I'm trying to create a program in Java to calculate the inside angles of any triangle when the user inputs the side lengths. I've seen a few questions similar to this but I can`t get mine to work.
I want this to calculate the angle in degrees but it keeps giving me the wrong answer or not a number (NaN). I've tried putting it all in to one equation in case it was just rounding errors but it just gave the same answer. I've since put it back into this format to make it easier to read.
public class Triangles
{
// variables already declared and user inputs double sideOne, sideTwo, sideThree
threeSq=sideThree*sideThree;
twoSq=sideTwo*sideTwo;
oneSq=sideOne*sideOne;
public static double getAngleOne(double oneSq, double twoSq, double threeSq, double sideOne, double sideTwo, double sideThree)
{
double angOne;
angOne = (oneSq + twoSq - threeSq) / (2 * sideOne * sideTwo);
angOne = Math.toRadians(angOne);
angOne = Math.acos(angOne);
angOne = Math.toDegrees(angOne);
return angOne;
}
public static double getAngleTwo(double oneSq, double twoSq, double threeSq, double sideOne, double sideTwo, double sideThree)
{
double angTwo;
angTwo = (twoSq + threeSq - oneSq) / (2 * sideTwo * sideThree);
angTwo = Math.toRadians(angTwo);
angTwo = Math.acos(angTwo);
angTwo = Math.toDegrees(angTwo);
return angTwo;
}
public static double getAngleThree(double oneSq, double twoSq, double threeSq, double sideOne, double sideTwo, double sideThree)
{
double angThree;
angThree = (oneSq + threeSq - twoSq) / (2 * sideOne * sideThree);
angThree = Math.toRadians(angThree);
angThree = Math.acos(angThree);
angThree = Math.toDegrees(angThree);
return angThree;
}
}
I`m using the cosine law, but it is not giving me the correct answer. For example, when I input the side lengths as 3, 3 and 3 it gives me 71.68993312052173; when I input 5, 6 and 7 (sides 1, 2 and 3 respectively), I get NaN.
edit:
Thanks for the advice, I have changed all the ints to doubles and my math was the problem (forgot brackets around the oneSq + twoSq - threeSq)

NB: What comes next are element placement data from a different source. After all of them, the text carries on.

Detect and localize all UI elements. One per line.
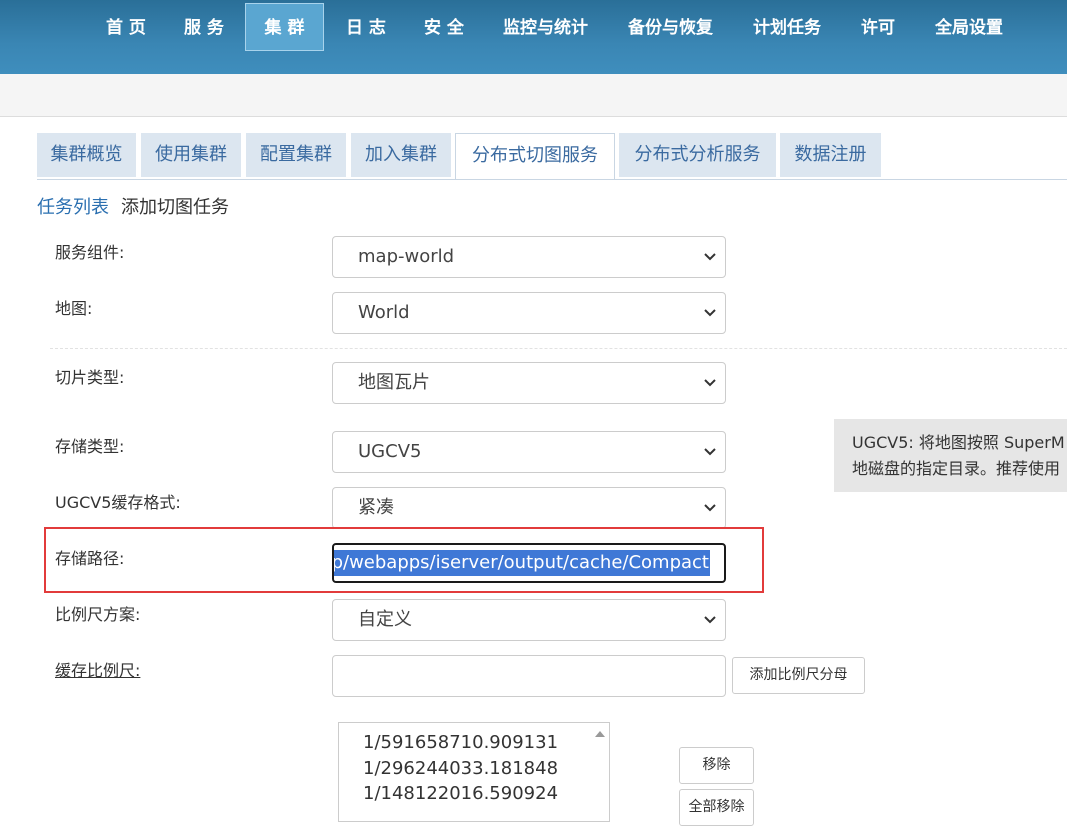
cache-scale-list[interactable]: 1/591658710.909131 1/296244033.181848 1/… [338,722,610,822]
breadcrumb-task-list-link[interactable]: 任务列表 [37,193,109,219]
nav-scheduled-tasks[interactable]: 计划任务 [753,0,821,56]
tab-cluster-overview[interactable]: 集群概览 [37,133,136,177]
nav-backup-restore[interactable]: 备份与恢复 [628,0,713,56]
tab-distributed-analysis[interactable]: 分布式分析服务 [619,133,776,177]
chevron-down-icon [704,448,716,456]
remove-button[interactable]: 移除 [679,747,754,784]
chevron-down-icon [704,309,716,317]
storage-type-value: UGCV5 [358,441,422,462]
nav-global-settings[interactable]: 全局设置 [935,0,1003,56]
tab-use-cluster[interactable]: 使用集群 [141,133,241,177]
tile-type-value: 地图瓦片 [358,372,430,393]
nav-license[interactable]: 许可 [861,0,895,56]
scale-scheme-label: 比例尺方案: [55,605,141,624]
add-scale-denominator-button[interactable]: 添加比例尺分母 [732,657,865,694]
map-label: 地图: [55,299,93,318]
service-component-label: 服务组件: [55,243,125,262]
section-divider [50,348,1067,349]
tooltip-line-2: 地磁盘的指定目录。推荐使用 [852,459,1061,478]
tooltip-line-1: UGCV5: 将地图按照 SuperM [852,433,1065,452]
map-select[interactable]: World [332,292,726,334]
storage-path-selected-text: p/webapps/iserver/output/cache/Compact [334,550,710,576]
tab-underline [37,179,1067,180]
sub-header-bar [0,74,1067,117]
tab-data-registration[interactable]: 数据注册 [780,133,881,177]
tile-type-select[interactable]: 地图瓦片 [332,362,726,404]
chevron-down-icon [704,616,716,624]
service-component-value: map-world [358,246,455,267]
cache-format-select[interactable]: 紧凑 [332,487,726,529]
remove-all-button[interactable]: 全部移除 [679,789,754,826]
storage-type-select[interactable]: UGCV5 [332,431,726,473]
cache-scales-label: 缓存比例尺: [55,661,141,680]
chevron-down-icon [704,253,716,261]
tab-configure-cluster[interactable]: 配置集群 [246,133,346,177]
chevron-down-icon [704,379,716,387]
cache-format-value: 紧凑 [358,497,394,518]
list-item[interactable]: 1/148122016.590924 [363,783,558,804]
scale-scheme-select[interactable]: 自定义 [332,599,726,641]
service-component-select[interactable]: map-world [332,236,726,278]
storage-type-label: 存储类型: [55,437,125,456]
storage-path-label: 存储路径: [55,549,125,568]
storage-type-tooltip: UGCV5: 将地图按照 SuperM 地磁盘的指定目录。推荐使用 [834,419,1067,492]
nav-monitoring[interactable]: 监控与统计 [503,0,588,56]
nav-security[interactable]: 安 全 [424,0,464,56]
list-item[interactable]: 1/591658710.909131 [363,732,558,753]
breadcrumb-current: 添加切图任务 [121,197,229,218]
storage-path-input[interactable]: p/webapps/iserver/output/cache/Compact [332,543,726,583]
nav-cluster[interactable]: 集 群 [245,3,324,51]
cache-scale-input[interactable] [332,655,726,697]
top-nav-bar: 首 页 服 务 集 群 日 志 安 全 监控与统计 备份与恢复 计划任务 许可 … [0,0,1067,74]
cache-format-label: UGCV5缓存格式: [55,493,181,512]
nav-home[interactable]: 首 页 [106,0,146,56]
scale-scheme-value: 自定义 [358,609,412,630]
list-item[interactable]: 1/296244033.181848 [363,758,558,779]
map-value: World [358,302,410,323]
tab-join-cluster[interactable]: 加入集群 [351,133,451,177]
nav-logs[interactable]: 日 志 [346,0,386,56]
tile-type-label: 切片类型: [55,368,125,387]
nav-services[interactable]: 服 务 [184,0,224,56]
scroll-up-arrow-icon[interactable] [595,731,605,737]
tab-distributed-tiling[interactable]: 分布式切图服务 [455,133,615,180]
chevron-down-icon [704,504,716,512]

I put up the full revised code but it is still giving the wrong answer, for a triangle with all sides the same, it should return 60 for all three but it`s returning 89.49999365358626.
After correcting the computation of the ratios there still remains one thing to do: Lose the lines
angOne = Math.toRadians(angOne);
at this point, angOne does not contain any angle. If the sides obey the triangle inequality, angOne should at that point contain a number between -1 and 1 that does not need converting.
The ratio of the areas for an equilateral triangle is 0.5. The operations convert-to-radians, acos, convert-to-degrees can be combined as
M*acos(x/M) = M*(pi/2-asin(x/M)),
with the multiplier M=180/pi. Since x/M is small, the result is approximately
M*(pi/2-x/M)=90-x,
resulting in a value close to 89.5, as obtained in your last trial.
Of course, the desired result is M*acos(0.5)=M*(pi/3)=60.
Apart from not using double values, your calculations are probably not correct.
According to cosine law
cosγ = (a^2 + b^2 - c^2)/2ab
so change ang = oneSq + threeSq - twoSq / (2 * sideOne * sideThree); to
double ang = (oneSq + twoSq - threeSq)*1.0 / (2 * sideOne * sideTwo);